脳裏に浮かんだ恋人の姿に、秋山は思わず項垂れた。
それを基準とするならば、確かに自分はまだまだ子どもだろう。
釣り合いがとれる男になりたいものだ、と秋山は嘆息した。

その時、コン、とバスルームのパネルドアを一度ノックされる。

「秋山ぁ。

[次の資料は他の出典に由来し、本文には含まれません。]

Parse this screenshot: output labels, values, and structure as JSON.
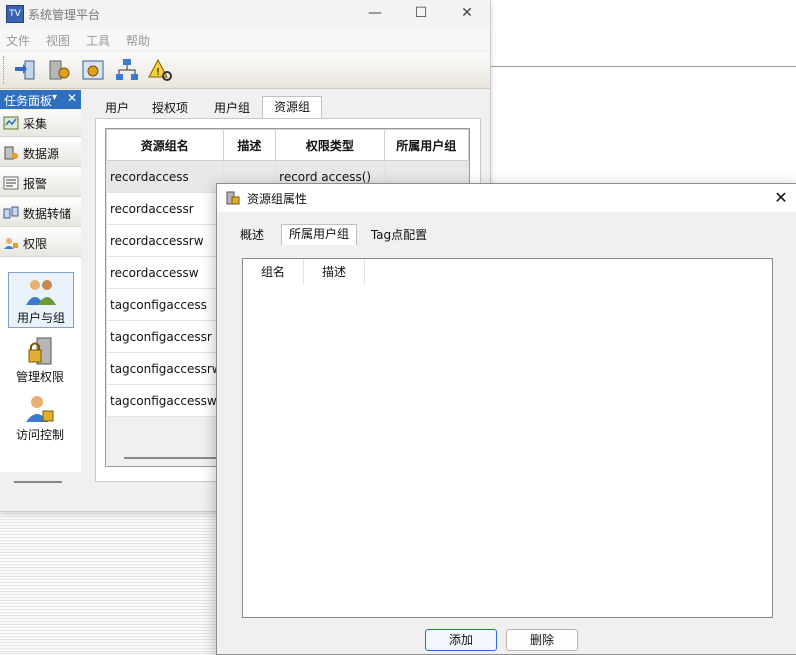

背中流してあげよっか?」
「ーー ひぇっ?!」

あまりの不意打ちととんでもない提案に、声が裏返った。
ドアを一枚隔てたラバトリーで、ナマエがくすくすと笑う声が聞こえる。
揶揄されたことを遅れて悟った秋山は、肩を震わせながら叫んだ。

「だっ、大丈夫です!遠慮しますっ!」
「そりゃ残念」

ちっとも残念ではなさそうな声で応えたナマエが、ラバトリーから出て行く気配。
秋山は、壁に背を預けてずるずるとその場にしゃがみ込んだ。
両手で顔を覆いかけて、泡だらけであることに気付く。
思惟の中身を一瞬で入れ替えられ、憂慮など意識の外に飛んでしまっていた。


タオルで大雑把に髪を掻き混ぜ、身体の水気を拭った。
下着を穿き、Tシャツとスウェットパンツを身に纏う。
タオルを頭の上に被せて部屋に戻ると、ナマエがベッドの縁に腰掛けていた。

「おいで、」

視線を秋山に向けたナマエが、ちょい、と手招きをする。
秋山は微かに首を傾げながらも、言われた通りに近付いた。
ナマエの目の前に立つと、手首を取って身体を反転させられる。

「はい、座る」

何が何だか分からないまま、秋山はナマエに背を向ける形で足の間のフローリングに座らされた。
背後から伸びてきたナマエの両手がタオル越しに秋山の頭に触れ、そのまま優しい手つきで濡れた髪を拭われる。

「……ナマエさん……?」

髪を乾かしてくれているのだ、と悟り、秋山は困惑した。
これまでに、そんなことをしてもらった覚えは一度もない。
秋山の戸惑いを察しているだろうに、ナマエは何も説明することなく秋山の髪を乾かしていく。
タオル一枚を挟んで感じる動きが心地良く、秋山は遠慮するタイミングを逸した。
折り曲げた膝を抱え、秋山はナマエの手の感触に身を委ねる。
ナマエは何を言うこともなく、ただ黙々と秋山の髪を掻き混ぜた。

なぜだろうか。
今夜のナマエは、ひどく甘い。
キスをしてくれて、食後の片付けもしてくれて、揶揄する口振りではあったが情欲を唆るようなことをしてくれて、最後には髪まで乾かしてくれる。
本人にとっては些細なことかもしれないが、秋山にとっては喫驚と幸福の連続だ。
何も言っていなのに、まるで秋山が落ち込んでいることを見抜いた上で甘やかしてくれているような、そんな気がしてしまう。
都合のいい解釈かもしれないが、勝手に思っているくらいは許されるだろう。

頑なに凝り固まっていた心がゆっくりと融解していく音を聞きながら、秋山はそっと目を閉じた。